From Portland: a Henry Miller moment
My friend B, a professor of literature at a respectable California university, says he cannot teach Henry Miller to his MFA students, that in this #metoo moment he would probably lose his job if he did so.
I mentioned this to Thomas Fuller, who knows the professor by name but not as well as I know him. Fuller was not happy to hear the news.
"Henry Miller wrote a book America needs now more than ever," Fuller said--The Air Conditioned Nightmare. "Ok, so he was a busybody, a card carrying misogynist, a profiteer who milked changing sexual mores..."

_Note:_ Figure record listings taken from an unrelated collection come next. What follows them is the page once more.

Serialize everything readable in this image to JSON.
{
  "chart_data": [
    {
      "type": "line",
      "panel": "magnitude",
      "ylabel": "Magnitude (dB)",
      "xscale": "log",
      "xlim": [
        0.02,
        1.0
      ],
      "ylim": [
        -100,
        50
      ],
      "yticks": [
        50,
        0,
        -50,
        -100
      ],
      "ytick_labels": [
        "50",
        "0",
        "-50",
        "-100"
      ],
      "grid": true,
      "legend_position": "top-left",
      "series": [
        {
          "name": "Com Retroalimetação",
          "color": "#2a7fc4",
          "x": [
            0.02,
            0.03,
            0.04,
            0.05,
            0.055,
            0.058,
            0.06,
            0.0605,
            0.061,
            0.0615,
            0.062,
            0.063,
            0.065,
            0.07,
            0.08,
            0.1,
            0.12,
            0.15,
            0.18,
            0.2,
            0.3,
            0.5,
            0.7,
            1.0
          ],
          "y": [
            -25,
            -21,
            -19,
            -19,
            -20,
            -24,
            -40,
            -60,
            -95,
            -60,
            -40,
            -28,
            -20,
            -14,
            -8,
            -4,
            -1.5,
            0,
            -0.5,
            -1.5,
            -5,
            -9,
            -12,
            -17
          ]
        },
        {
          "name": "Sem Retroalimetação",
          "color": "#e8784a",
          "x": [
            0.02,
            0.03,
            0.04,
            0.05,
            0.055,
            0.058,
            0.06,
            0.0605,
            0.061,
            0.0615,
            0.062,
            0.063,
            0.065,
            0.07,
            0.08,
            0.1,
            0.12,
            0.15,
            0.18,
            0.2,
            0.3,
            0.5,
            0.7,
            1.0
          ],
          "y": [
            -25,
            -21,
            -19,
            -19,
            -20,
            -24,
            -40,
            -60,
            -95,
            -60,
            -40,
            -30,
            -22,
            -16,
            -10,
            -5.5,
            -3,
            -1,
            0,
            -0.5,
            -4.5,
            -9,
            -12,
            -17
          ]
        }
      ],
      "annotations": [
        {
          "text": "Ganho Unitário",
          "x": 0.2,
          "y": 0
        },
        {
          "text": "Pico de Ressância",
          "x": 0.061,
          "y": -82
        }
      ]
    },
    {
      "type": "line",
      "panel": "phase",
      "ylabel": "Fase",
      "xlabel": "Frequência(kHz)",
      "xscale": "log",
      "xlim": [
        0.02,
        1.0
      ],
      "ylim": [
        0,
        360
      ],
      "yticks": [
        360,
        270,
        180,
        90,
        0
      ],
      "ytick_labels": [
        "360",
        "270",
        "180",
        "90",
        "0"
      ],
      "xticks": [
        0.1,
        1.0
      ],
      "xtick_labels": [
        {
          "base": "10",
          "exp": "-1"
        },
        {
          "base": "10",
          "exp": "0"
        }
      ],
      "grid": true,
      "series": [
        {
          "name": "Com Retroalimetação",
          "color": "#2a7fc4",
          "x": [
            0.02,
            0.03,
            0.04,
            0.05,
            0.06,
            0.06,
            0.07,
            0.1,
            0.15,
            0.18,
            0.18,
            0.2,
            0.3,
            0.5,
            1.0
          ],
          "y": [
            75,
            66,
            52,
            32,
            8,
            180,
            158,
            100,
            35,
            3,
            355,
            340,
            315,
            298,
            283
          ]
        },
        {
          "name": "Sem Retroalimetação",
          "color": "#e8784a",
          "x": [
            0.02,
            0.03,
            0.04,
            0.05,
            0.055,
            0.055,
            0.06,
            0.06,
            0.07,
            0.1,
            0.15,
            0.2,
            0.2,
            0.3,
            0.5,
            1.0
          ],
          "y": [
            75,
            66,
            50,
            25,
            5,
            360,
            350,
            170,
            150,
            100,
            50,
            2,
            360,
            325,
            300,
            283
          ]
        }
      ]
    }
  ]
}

I thought I'd have to tranquilize Fuller, make him a morning martini or tempt him with the new vape pen I'd purchased at the cannabis factory on Burnside, the kind that plugs into an Apple MacBook Pro when the battery's diminished.

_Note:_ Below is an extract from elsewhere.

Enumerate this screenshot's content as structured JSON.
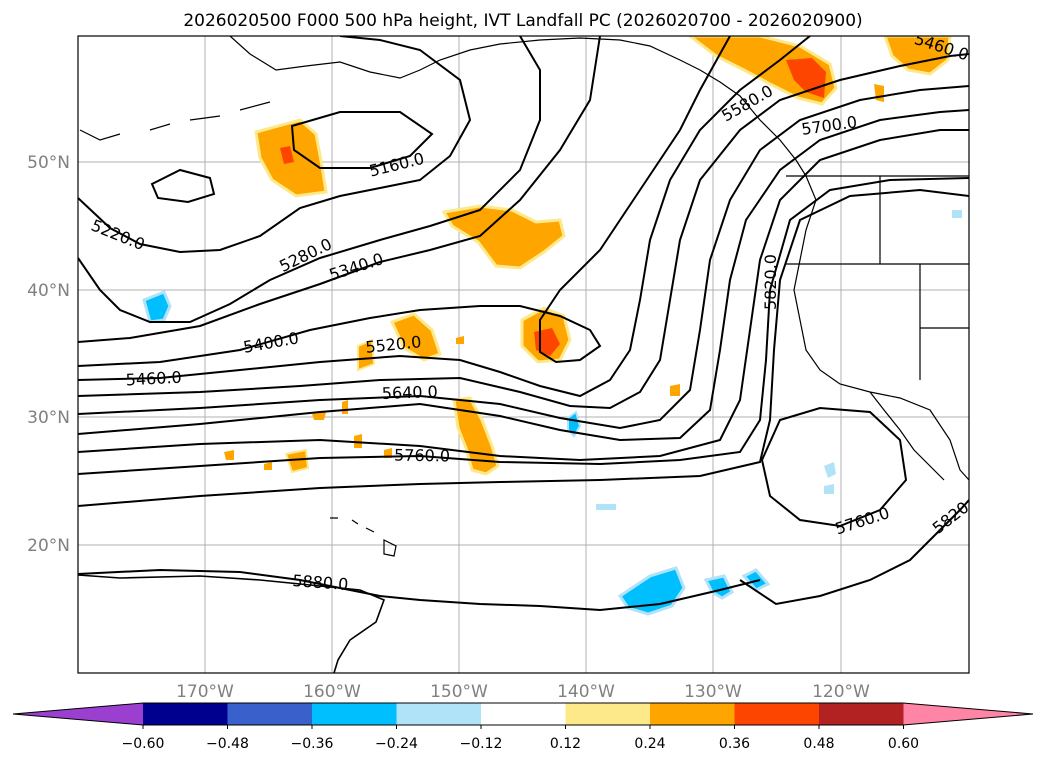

Fuller babbled on: the fluorocarbons released from Miller's book were just as important as the fluorocarbons released from Rachel Carson's The Silent Spring; that Miller's journalism was sacrosanct, goddammit; yes, the novels were flawed, having been condemmned by no less a poet than Wallace Stevens as being "prolix", but the vision in Miller's journalism was lacerating and remains so...
Fuller's little rant caused me to consider re-reading The Air Conditioned Nightmare, a book I'd first read in the early 1970's, even with the caveat I'd created from myself that I only read classics from this point forward. Portland's a good book town; I suppose I could pick the book up at Powell's or, even better at Mother Foucault's Bookshop, 523 SE Morrison St.